I don't know how you have your disks provisioned. Can you explain it? If it is SAN, then that might be more difficult to speed up and depends on the disk at the back-end, the fibre capacity etc. At the other extreme, a PC with a single disk is just going to have contention even if you have a large disk cache.

Overall, if you have lots of data it is just going to take a while. I doubt I will be able to better the suggestions from my fellow learned members. How big is your input file anyway? (in bytes and records) If you try to do too much processing in one chunk, then you may also exhaust memory and cause your server to page/swap. Keeping this to discreet steps may alleviate that bottleneck but may cost more in disk IO. It is difficult to tell.

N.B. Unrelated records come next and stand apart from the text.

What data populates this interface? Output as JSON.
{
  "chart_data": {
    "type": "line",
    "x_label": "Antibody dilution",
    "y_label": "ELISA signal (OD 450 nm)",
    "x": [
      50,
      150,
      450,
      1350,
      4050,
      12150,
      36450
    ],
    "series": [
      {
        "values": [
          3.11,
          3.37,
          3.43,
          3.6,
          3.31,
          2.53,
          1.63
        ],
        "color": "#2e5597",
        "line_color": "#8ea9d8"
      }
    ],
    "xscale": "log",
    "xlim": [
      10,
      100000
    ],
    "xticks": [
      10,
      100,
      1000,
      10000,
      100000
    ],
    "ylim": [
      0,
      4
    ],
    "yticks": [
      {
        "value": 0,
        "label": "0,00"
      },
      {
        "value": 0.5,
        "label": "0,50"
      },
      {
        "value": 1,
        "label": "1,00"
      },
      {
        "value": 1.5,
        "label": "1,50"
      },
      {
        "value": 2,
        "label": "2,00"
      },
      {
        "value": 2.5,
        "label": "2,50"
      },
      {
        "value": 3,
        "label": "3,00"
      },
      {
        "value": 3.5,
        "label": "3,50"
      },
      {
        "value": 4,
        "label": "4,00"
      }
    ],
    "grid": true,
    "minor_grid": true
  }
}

If you don't mind the 13th field still being there (given that they are all to be 9999 ) you might be able to save a little by stripping it right back and doing this:-

grep -E ",9999$" hist1.out | sort -uT ${NLAP_TEMP} > hist2.final

That -u flag on the sort saves the process and therefore all the memory (risk of paging/swapping) and passing the data between them, so that might help.

I hope that this is useful, but there will always be a limit we will hit.

Robin

Peu_Mukherjee · September 12, 2017, 5:03am

I tried all the options, but sort is not returning faster.

Since we have one CPU, should we go for splitting the file, then sorting individual files and then merging into a single file?

Corona688 · September 12, 2017, 11:22am

What about all the questions people asked you?

What physical disks are your various folders on?

If you don't know, trying random folders is unlikely to help.